Frequentemente recebo e-mails, correspondências, e, até mesmo, deparo-me com manifestações públicas para me engajar em protestos em prol de causas sociais ou ecológicas de âmbito mundial, como a miséria africana e a caça indiscriminada a baleias no Pacífico. No entanto, ainda que tais conclamações se caracterizem como solidárias e comprometidas com o bem da humanidade, elas se fazem, de certo modo, paradoxais; uma vez que, muito mais próximas que a África e o Pacífico, estão as mazelas socioecológicas que nos circundam.

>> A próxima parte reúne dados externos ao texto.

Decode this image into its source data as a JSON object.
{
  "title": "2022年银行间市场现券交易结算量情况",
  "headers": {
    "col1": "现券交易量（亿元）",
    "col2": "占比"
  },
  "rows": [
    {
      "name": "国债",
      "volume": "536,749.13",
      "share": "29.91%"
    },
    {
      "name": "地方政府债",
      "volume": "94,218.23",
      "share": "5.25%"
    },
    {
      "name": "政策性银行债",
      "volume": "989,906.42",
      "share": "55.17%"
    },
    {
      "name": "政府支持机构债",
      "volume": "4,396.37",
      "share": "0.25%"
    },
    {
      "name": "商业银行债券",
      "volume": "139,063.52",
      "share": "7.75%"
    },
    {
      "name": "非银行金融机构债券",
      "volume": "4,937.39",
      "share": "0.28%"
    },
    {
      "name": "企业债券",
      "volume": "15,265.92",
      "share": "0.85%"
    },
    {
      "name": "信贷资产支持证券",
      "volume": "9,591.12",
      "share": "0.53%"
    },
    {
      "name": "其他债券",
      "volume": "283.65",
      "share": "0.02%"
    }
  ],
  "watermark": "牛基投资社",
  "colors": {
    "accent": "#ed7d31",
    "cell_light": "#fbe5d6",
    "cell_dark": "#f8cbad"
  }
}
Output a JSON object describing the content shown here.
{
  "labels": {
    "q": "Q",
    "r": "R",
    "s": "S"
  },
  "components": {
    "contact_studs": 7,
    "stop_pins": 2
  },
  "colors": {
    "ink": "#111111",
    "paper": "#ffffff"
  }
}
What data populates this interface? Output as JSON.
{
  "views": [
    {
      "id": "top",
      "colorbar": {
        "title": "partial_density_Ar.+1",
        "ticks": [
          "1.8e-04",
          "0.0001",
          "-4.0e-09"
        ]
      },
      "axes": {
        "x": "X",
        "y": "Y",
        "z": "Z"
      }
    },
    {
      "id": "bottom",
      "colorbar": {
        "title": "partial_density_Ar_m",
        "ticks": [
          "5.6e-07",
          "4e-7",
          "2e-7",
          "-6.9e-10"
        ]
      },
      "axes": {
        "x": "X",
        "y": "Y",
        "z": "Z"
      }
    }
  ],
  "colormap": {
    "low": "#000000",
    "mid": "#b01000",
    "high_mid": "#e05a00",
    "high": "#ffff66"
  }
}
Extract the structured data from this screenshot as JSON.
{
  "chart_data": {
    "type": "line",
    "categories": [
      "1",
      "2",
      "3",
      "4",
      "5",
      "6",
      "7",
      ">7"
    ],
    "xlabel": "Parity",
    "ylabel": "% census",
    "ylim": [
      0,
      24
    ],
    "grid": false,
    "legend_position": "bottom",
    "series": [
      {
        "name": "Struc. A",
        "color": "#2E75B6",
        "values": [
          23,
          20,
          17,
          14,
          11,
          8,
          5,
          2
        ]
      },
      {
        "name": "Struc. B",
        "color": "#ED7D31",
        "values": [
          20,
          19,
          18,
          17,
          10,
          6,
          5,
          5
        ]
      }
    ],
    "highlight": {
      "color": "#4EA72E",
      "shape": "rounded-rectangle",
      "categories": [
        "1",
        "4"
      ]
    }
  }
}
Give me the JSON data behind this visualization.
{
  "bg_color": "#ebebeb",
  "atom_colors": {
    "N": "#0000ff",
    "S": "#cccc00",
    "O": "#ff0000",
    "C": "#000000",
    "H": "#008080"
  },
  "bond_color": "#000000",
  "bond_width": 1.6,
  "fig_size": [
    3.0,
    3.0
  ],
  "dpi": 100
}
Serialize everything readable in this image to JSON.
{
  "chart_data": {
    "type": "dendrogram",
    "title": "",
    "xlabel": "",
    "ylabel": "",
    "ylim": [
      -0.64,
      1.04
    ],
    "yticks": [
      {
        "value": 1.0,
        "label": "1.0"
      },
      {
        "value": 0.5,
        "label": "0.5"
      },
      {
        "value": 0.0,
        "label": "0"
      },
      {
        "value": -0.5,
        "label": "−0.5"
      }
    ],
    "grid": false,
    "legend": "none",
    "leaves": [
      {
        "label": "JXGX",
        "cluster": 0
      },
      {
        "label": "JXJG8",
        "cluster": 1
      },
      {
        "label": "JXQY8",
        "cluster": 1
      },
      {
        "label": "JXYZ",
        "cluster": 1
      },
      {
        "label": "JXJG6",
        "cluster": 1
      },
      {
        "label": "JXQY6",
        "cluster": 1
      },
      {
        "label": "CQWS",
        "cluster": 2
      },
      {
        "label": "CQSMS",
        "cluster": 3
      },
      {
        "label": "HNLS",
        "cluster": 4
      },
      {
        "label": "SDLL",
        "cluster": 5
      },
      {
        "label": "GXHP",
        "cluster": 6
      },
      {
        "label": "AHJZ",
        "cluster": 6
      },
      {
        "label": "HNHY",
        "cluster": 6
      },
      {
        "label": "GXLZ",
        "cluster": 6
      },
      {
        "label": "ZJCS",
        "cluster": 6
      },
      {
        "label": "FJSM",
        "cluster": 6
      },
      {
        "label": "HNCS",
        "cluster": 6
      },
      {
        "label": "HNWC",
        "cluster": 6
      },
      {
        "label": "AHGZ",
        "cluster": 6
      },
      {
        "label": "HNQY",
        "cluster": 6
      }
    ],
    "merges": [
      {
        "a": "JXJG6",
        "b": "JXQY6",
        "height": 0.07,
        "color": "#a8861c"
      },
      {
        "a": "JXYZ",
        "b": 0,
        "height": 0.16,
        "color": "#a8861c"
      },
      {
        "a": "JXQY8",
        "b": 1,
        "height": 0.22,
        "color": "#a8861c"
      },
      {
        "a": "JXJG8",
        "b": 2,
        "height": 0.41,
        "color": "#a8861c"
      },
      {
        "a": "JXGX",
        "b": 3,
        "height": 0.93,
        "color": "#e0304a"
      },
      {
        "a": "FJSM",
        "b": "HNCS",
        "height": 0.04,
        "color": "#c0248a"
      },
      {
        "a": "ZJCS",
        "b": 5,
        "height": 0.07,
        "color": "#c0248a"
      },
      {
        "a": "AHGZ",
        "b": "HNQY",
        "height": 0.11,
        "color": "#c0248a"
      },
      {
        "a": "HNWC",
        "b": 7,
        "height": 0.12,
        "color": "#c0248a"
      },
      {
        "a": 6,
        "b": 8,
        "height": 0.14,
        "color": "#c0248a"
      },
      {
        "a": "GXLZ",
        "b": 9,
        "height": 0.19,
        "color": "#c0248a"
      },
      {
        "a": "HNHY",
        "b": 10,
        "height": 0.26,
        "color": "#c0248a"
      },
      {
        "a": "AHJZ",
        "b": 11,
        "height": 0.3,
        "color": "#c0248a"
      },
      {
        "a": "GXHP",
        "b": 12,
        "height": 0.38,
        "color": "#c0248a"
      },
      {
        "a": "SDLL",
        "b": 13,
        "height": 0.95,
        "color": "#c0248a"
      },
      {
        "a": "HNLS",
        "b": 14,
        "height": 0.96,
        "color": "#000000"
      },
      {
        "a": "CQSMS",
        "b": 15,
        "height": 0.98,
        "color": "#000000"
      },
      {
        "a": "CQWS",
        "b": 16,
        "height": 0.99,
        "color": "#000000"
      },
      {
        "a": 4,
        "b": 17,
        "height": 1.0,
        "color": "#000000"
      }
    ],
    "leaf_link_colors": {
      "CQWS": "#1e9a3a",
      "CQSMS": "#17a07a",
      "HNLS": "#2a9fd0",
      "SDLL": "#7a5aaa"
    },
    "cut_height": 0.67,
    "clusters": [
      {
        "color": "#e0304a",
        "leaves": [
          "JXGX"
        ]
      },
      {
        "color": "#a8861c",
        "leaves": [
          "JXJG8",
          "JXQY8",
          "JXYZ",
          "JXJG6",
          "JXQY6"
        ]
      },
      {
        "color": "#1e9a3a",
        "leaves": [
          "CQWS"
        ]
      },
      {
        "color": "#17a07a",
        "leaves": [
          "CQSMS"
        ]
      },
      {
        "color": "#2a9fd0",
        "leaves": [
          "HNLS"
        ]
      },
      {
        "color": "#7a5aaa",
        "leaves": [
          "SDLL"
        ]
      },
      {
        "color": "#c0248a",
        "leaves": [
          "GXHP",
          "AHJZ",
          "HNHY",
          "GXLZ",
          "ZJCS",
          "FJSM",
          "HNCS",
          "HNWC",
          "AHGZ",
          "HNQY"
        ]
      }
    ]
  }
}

O paradoxo atribuído às lutas brasileiras por questões internacionais está, principalmente, na expressividade de seus resultados, geralmente muito aquém das soluções almejadas. - Desconfio da possibilidade de 1000 manifestantes montes-clarenses atingirem a atenção de nosso vizinho Lula, quanto mais a do ditador norte-coreano King Jong-iI para abrandamento de suas medidas ditatoriais. - Dê outro ângulo, em se tratando de mobilizações por causas locais e realmente ao nosso alcance, a facilidade prática, bem como possibilidade de obtermos proveitos significativos, aumenta. É inquestionável, por exemplo, que, entre hastear bandeiras pela preservação de baleias orientais e arrecadar agasalhos para famílias carentes da nossa cidade, os benefícios provenientes desta última ação são mais relevantes e garantidos do que os daquela primeira. Além disso, embora não devamos acomodar-nos com injustiças sociais diversas, inclusive as que extrapolam nossas fronteiras políticas, também não podemos desconsiderar a existência de instituições e ONGs multinacionais competentes e, sobretudo, mais influentes do que a grande maioria dos cidadãos brasileiros, como a ONU, o Greenpeace e a WWF.
Outra negativa em dar primazia às questões mundiais, em detrimento da nossa realidade, trata-se da implícita valorização do estrangeiro, sugerindo, consequentemente, falta de nacionalismo e alienação ao nosso contexto social.
Esse suposto comprometimento soa como uma simples necessidade de aparentar preocupação social; ou como se o fato de defender os oprimidos norte-coreanos trouxesse mais requinte do que a mera ajuda a miseráveis famintos brasileiros.
Assim sendo, até que nossos principais distúrbios sociais sejam superados e que, diante disso, consigamos um notável poder de organização e de influência internacional, cabe a nós a atuação restauradora de nossa própria realidade, agasalhando e alimentando nossa criancinhas, até então ignoradas.